Kürt illerinde ilan edilen sokağa çıkma yasakları döneminde yayınladıkları bildiri ile birlikte hedef alınan "Barış akademisyenleri" de ‘Adalet Yürüyüşü'ne katıldı.

Adalet Yürüyüşü'ne destek veren "Barış Akademisyenleri"nden Dr. Erdal Gilgil, yürüyüşün Maltepe'de sonlandırılmaması, Edirne ardından da Kürt illerine kadar devam etmesi gerektiğini söyledi.

Gilgil,  "Oradaki insanların çığlığını duyan kimse yok. Cizre'de, Sur'da olanları aslında herkes tam olarak öğrenemedi" dedi.

22 Kasım 2016 tarihli 677 Nolu KHK ile Akdeniz Üniversitesi Tıp Fakültesi'ndeki görevinden ihraç edilen Prof. Dr. Nursel Şahin, barış bildirisine imza attıklarında da yaşamı, adaleti ve barışı savunduklarını dile getirdi.

Şahin, "Ölümlerin bir an önce sonlandırılması için, sivil halk üzerindeki baskının ve katliamların son bulması için bildiri imzaladık. Bu bildiriden de hiç geri adım atmadık. Bugünde bizim haklılığımız ortadadır. Hala bu ülkede hak ve hukuk birileri tarafından kullanılmaktadır. Gerçek bir hukukun olduğundan söz edemiyoruz. Yandaşlar ve siyaset üzerinden bu halka yönelik demokrasi ve özgürlükler anlamında ciddi bir baskı söz konusu. Bu adalet arayışı bizim içinde söz konusudur" dedi.

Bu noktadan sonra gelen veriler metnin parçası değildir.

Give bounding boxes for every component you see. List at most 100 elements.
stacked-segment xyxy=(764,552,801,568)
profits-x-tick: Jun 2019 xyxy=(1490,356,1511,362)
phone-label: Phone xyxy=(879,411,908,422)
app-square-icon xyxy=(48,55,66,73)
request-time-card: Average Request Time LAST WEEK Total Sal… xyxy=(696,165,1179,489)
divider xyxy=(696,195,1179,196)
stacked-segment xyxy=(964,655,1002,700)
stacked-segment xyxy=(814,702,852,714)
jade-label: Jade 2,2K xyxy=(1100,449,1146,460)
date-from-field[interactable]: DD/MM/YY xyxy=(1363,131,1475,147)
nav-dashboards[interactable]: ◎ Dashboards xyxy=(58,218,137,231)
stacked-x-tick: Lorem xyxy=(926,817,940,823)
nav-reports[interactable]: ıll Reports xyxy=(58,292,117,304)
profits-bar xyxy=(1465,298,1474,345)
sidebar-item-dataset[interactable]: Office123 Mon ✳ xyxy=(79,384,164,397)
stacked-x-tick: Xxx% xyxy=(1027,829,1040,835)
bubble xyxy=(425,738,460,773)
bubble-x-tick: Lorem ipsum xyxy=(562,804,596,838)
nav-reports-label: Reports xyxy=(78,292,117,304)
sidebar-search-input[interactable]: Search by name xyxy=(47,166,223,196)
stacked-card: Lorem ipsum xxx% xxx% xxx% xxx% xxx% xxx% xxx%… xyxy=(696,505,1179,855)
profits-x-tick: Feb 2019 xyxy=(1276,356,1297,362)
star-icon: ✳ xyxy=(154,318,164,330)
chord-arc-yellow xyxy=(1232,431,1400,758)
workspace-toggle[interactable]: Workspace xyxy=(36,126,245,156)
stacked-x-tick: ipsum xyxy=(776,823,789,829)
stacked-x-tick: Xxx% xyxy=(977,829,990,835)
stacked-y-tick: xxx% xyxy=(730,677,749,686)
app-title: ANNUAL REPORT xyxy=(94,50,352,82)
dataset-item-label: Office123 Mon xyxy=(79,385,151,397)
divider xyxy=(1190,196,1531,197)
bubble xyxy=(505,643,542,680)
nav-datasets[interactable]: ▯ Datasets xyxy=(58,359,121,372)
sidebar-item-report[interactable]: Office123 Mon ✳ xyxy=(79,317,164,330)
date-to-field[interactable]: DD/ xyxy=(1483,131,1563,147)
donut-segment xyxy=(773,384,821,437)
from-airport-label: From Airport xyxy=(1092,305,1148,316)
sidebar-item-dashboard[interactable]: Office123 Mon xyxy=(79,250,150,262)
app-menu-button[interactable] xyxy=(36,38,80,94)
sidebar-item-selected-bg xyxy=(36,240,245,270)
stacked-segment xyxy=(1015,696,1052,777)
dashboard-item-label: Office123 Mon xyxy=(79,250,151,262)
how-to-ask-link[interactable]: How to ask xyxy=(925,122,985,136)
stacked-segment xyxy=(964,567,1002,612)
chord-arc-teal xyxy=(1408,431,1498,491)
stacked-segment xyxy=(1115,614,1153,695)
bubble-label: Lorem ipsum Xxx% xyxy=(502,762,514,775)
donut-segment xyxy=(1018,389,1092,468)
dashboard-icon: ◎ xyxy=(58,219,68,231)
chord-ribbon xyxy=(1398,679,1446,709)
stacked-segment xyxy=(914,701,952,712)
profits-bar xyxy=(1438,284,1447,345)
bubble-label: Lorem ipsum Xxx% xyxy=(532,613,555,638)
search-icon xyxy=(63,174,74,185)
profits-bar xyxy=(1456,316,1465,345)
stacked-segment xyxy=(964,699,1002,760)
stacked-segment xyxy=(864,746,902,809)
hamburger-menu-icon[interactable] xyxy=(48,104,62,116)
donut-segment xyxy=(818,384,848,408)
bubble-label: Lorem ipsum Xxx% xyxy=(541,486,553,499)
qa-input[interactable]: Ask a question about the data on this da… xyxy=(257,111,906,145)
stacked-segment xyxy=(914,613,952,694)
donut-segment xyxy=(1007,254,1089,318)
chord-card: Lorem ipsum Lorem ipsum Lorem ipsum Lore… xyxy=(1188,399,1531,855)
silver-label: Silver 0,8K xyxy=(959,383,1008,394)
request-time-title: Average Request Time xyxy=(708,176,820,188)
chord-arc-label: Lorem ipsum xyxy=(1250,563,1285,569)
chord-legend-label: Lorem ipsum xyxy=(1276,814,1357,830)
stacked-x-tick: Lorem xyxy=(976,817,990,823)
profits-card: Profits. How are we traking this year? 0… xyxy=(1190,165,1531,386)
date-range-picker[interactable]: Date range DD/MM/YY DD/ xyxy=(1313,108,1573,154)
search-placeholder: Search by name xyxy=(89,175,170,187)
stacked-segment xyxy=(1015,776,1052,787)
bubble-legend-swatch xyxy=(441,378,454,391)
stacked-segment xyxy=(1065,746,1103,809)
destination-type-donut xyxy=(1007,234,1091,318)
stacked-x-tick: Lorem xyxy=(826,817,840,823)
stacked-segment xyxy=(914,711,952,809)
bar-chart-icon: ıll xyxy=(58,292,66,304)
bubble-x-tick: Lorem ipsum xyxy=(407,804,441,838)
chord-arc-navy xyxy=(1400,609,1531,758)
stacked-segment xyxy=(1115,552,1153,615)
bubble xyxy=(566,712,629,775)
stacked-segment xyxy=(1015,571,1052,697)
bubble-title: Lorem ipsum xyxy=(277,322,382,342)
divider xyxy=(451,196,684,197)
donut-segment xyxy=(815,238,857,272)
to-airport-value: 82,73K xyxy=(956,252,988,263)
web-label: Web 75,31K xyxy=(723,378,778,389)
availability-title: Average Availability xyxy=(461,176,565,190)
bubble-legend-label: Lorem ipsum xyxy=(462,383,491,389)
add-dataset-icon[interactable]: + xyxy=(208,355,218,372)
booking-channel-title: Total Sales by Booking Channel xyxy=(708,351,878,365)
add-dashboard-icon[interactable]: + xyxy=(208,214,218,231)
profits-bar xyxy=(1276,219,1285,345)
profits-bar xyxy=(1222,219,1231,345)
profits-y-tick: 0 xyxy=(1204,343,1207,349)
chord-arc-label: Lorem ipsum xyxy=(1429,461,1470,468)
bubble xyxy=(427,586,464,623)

KHK ile "Barış akademisyenleri"nin "sivil ölüme" maruz bırakıldığını savunan Şahin, "Biz sözümüzün var olduğunu biliyoruz. Mücadeleye devam ederek kazanacağımızdan eminiz" diye konuştu.

'BİR VESİLE OLABİLİR'

Adalet Yürüyüşü'ne geç kalındığını ifade eden Şahin, "Geç kalınmış bir adalet arayışından söz edemeyiz. Adalet ve özgürlük arayışı ve demokrasi mücadelesi her zaman sürdüreceğimiz platformlardır. Bu yürüyüş belki bu talepler üzerinde ortaklaşmamızın bir vesilesi, bir kanalı olabilir. Onun için bu yürüyüşe destek vermeye çalışıyoruz" ifadelerini kullandı.

'GECİKMİŞ OLSA DA...'

Aynı KHK ile Akdeniz Üniversitesi Tıp Fakültesi'ndeki görevinden ihraç edilen Dr. Erdal Gilgil de, bugün Adalet Yürüyüşü'nde olmalarının barış bildirisine attıkları imzanın arkasında olduklarının göstergesi olduğunu vurguladı.

Bu ülkede barışın olmasını istediklerinin altını çizen Gilgil, "Barış gelsin istiyoruz. Bu ülkede zulme maruz kalan tek kişiler tek biz değiliz, tüm toplum. Adaletin de barış ile geleceğine inanıyoruz. O yüzden bugün bu yürüyüşe katıldık. O zamandan tepkinin gösterilmesi gerekiyordu. Gecikmiş olsa da bütün toplum kesimleri ve halklar için bir adalet talebi olduğu içinde buna katılmamız gerekiyordu ve katıldık " ifadelerini kullandı.

'EDİRNE VE KÜRT İLLERİNE YAYILMALI'

Yürüyüşün Maltepe'de sonlandırılmaması, Edirne ardından da Kürt illerine kadar devam etmesi gerektiğini dile getiren Gilgil, "Oradaki insanların çığlığını duyan kimse yok. Oradaki insanların da çığlığının duyurulması gerekiyor. Cizre'de, Sur'da olanları aslında herkes tam olarak öğrenemedi. Biz imza attığımız bildiri ile bunun bilinmesini istedik" dedi.